Las vasijas más comunes en todo el conjunto son los cuencos, qué representan más del 50% del total de las formas. Tienen bordes reforzados, ensanchados y directos con labios redondeados y biselados; son de tamaño pequeño y mediano, con diámetro de boca de 12 a 28cm y alturas de 6 a 15cm (Cuadro 9. Lám. 1). Son las vasijas que muestran un alisado de mayor calidad y pastas más finas y están frecuentemente decoradas con motivos lineales incisos -rayados, hachurados, acanalados- e impresiones punteadas, triangulares y ovaladas, realizados con una herramienta de punta roma; también existe un diseño en espina de pescado ejecutado en una o dos hileras sobre el exterior de la vasija y, en menor proporción, hay decoración ungulada. Como complemento de estos diseños aparece una banda de pintura roja alrededor de la boca de algunas vasijas.

Cuadro 9. Distribución de formas por tipo. Herrera.

Un 9% de las vasijas son cuencos aquillados medianos, con ancho de boca de 24 a 26cm y altura de 8 a 10cm. Las ollas globulares -pequeñas y medianas- de cuello corto y boca ancha, representan el 40% de las formas de la cerámica Herrera, con diámetros de boca de 10 a 20cm, altura del cuello de 1,5 a 3cm y altura total de 20 a 30cm. En algunas se presenta decoración incisa de líneas verticales y transversales sobre el cuello, impresiones punteadas, hachurado y rayado en el cuerpo y líneas paralelas al borde combinadas, a veces, con una banda de pintura roja (Lám. 1).

La cerámica del período Muisca

A este grupo pertenecen 15 vasijas asociadas a enterramientos y el mayor número de fragmentos -grandes y bien conservados- que constituyen el 97,6% del total de la cerámica encontrada. En comparación con el material Herrera, en la loza muisca se reporta una mayor variedad de formas y decorados y un aumento en el tamaño de las vasijas.

Se reconocieron diferentes tipos establecidos anteriormente para la cerámica muisca del altiplano y para Tunja particularmente (Castillo 1984; Gutiérrez 1990): |Tunja Desgrasante Gris, Tunja Desgrasante Fino, Tunja Arenoso, Tunja Naranja Pulido, Gucaita Desgrasante Blanco, Tunja Naranja Fino, Tunja Cuarzo Fino, Valle de Tenza Gris y Guatavita Desgrasante de Tiestos.

Estratigráficamente, los tipos cerámicos presentan muy pocas variaciones. |Tunja Arenoso y |Tunja Desgrasante Fino son cuantitativamente los más importantes -con el 59%-.

Según los análisis de secciones delgadas, los tipos Tunja Desgrasante Gris, Tunja Desgrasante Fino, Cucaita Desgrasante Blanco y Tunja Naranja Fino, comparten pastas con arcillas ferrosas, inclusiones de cuarzo fino anguloso y partículas de arcillolitas y limolitas ferríferas, físiles o carbonosas (ver Cuadro 11).
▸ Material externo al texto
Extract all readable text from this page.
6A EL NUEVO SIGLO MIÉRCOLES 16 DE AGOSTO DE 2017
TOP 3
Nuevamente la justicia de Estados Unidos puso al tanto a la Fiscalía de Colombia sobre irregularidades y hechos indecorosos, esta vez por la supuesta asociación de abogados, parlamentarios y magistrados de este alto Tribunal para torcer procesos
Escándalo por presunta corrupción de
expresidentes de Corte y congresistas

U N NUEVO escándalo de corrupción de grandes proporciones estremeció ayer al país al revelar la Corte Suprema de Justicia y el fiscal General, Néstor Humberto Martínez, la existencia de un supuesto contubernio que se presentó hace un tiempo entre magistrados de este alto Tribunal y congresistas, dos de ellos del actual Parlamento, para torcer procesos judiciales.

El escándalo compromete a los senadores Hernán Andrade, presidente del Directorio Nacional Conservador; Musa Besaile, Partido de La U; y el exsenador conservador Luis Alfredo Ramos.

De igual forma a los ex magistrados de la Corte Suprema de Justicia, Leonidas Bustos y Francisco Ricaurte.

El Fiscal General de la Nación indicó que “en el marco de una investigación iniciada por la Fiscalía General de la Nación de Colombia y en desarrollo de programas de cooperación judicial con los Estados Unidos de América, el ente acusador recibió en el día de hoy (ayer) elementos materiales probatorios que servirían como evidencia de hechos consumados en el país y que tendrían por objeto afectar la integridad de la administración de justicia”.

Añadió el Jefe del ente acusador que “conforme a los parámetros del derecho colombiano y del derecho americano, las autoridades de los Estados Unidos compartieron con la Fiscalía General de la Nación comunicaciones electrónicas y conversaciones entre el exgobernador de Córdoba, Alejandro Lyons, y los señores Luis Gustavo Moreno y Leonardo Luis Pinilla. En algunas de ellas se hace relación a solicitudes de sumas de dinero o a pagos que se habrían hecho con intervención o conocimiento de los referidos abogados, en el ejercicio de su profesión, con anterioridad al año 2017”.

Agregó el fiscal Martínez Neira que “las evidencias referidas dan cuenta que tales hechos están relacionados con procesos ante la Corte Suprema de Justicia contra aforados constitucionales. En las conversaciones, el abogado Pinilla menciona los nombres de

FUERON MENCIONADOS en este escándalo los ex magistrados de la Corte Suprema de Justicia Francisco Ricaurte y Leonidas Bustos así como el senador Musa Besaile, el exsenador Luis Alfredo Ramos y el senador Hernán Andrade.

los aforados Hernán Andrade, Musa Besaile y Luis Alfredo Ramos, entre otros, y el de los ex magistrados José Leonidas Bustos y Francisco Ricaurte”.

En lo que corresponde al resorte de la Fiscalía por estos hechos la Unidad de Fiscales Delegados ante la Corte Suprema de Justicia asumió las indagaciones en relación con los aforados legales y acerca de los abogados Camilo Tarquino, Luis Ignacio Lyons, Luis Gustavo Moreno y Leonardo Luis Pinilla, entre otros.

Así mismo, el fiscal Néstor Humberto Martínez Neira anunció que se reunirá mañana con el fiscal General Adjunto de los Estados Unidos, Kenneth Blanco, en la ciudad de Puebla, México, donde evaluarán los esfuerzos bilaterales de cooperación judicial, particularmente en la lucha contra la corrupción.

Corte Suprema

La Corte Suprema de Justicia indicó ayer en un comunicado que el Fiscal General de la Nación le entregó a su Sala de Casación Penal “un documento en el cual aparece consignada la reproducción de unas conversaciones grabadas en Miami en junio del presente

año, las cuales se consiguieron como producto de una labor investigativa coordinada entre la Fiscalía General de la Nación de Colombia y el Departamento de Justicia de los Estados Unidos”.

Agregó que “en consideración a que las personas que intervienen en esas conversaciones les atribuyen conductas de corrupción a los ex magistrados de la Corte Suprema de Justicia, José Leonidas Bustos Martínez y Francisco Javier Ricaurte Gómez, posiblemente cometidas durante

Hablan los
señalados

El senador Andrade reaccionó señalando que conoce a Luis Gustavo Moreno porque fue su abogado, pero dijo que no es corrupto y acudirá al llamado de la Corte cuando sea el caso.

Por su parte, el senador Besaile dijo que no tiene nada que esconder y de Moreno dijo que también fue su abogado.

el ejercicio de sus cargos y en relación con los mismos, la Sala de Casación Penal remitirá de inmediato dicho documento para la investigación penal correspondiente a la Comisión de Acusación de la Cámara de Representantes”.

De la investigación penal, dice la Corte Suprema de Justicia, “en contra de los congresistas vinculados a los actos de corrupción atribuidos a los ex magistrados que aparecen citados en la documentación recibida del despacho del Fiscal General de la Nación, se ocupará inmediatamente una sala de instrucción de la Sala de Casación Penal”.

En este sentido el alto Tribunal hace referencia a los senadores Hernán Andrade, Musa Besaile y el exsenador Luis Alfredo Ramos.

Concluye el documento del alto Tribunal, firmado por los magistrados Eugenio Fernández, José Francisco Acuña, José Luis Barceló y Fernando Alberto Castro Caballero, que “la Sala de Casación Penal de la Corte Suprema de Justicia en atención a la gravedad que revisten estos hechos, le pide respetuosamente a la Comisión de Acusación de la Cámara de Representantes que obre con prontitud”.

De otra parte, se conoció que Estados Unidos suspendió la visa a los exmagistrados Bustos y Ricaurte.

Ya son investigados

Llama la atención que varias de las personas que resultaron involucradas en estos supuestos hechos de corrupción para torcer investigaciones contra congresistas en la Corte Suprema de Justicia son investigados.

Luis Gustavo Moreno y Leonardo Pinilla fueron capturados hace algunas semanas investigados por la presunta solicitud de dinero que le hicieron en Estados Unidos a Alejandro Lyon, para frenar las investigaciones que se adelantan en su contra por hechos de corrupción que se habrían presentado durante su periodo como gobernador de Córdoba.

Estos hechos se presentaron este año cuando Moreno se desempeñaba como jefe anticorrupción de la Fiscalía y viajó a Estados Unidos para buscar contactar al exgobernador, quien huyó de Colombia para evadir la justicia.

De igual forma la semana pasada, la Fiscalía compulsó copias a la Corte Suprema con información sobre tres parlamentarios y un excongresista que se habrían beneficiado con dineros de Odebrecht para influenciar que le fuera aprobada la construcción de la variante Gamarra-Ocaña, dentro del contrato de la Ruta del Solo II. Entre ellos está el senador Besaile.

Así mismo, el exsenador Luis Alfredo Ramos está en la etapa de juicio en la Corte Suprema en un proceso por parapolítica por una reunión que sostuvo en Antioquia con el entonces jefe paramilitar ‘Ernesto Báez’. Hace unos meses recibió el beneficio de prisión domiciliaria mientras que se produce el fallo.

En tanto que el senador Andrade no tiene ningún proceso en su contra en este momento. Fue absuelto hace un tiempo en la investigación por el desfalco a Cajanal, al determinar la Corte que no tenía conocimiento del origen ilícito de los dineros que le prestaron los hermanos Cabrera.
Entre ellos hay variaciones en las formas y funciones de las vasijas elaboradas, de diferentes tamaños, grosores y resistencias; se usaron, según el caso, pastas gruesas o finas con mayor o menor concentración y tamaño del desgrasante y la cocción es mayor o menor, según el espesor y el destino que había de cumplir la vasija.
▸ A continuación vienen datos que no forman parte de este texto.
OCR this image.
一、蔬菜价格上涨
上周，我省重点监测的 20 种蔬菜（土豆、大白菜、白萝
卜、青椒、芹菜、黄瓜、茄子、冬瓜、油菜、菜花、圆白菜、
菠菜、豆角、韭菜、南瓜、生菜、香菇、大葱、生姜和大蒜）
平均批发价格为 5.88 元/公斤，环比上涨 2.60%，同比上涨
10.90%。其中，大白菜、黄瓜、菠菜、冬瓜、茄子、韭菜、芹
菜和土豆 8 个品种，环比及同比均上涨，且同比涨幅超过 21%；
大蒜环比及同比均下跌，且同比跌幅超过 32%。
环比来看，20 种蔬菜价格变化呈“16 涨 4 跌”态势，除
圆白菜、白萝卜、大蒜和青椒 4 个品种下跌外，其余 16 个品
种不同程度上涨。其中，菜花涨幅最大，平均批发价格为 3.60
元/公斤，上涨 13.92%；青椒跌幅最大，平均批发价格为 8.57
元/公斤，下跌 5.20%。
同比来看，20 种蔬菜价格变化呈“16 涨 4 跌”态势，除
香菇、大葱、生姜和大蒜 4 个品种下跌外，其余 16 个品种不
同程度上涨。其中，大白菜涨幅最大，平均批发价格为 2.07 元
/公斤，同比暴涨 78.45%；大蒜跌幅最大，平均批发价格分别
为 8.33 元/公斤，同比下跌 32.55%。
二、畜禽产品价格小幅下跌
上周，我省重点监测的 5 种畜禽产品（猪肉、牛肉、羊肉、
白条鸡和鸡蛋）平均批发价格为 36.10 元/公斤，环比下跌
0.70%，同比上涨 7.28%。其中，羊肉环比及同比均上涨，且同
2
Lámina 2. Reconstrucción de formas muiscas.

Estas distinciones se relacionan con lo que hoy en día hemos podido observar en La Capilla -Valle de Tenza- donde las ceramistas distinguen entre la loza |arenada y la |fina. La primera corresponde a formas grandes -ollas para el fogón, cazuelas, |areperos, moyas y chorotes para fermento del guarapo y almacenamiento de miel-. La loza fina comprende las |alcusas o múcuras para el transporte de bebidas, la loza de servir, las figuras decorativas y las miniaturas. De igual manera, las pastas de esta loza producida actualmente en La Capilla, resultan macroscópicamente muy similares a las de la cerámica arqueológica de Tunja perteneciente a los tipos mencionados anteriormente, que tienen altos contenidos de arcillolitas y limolitas.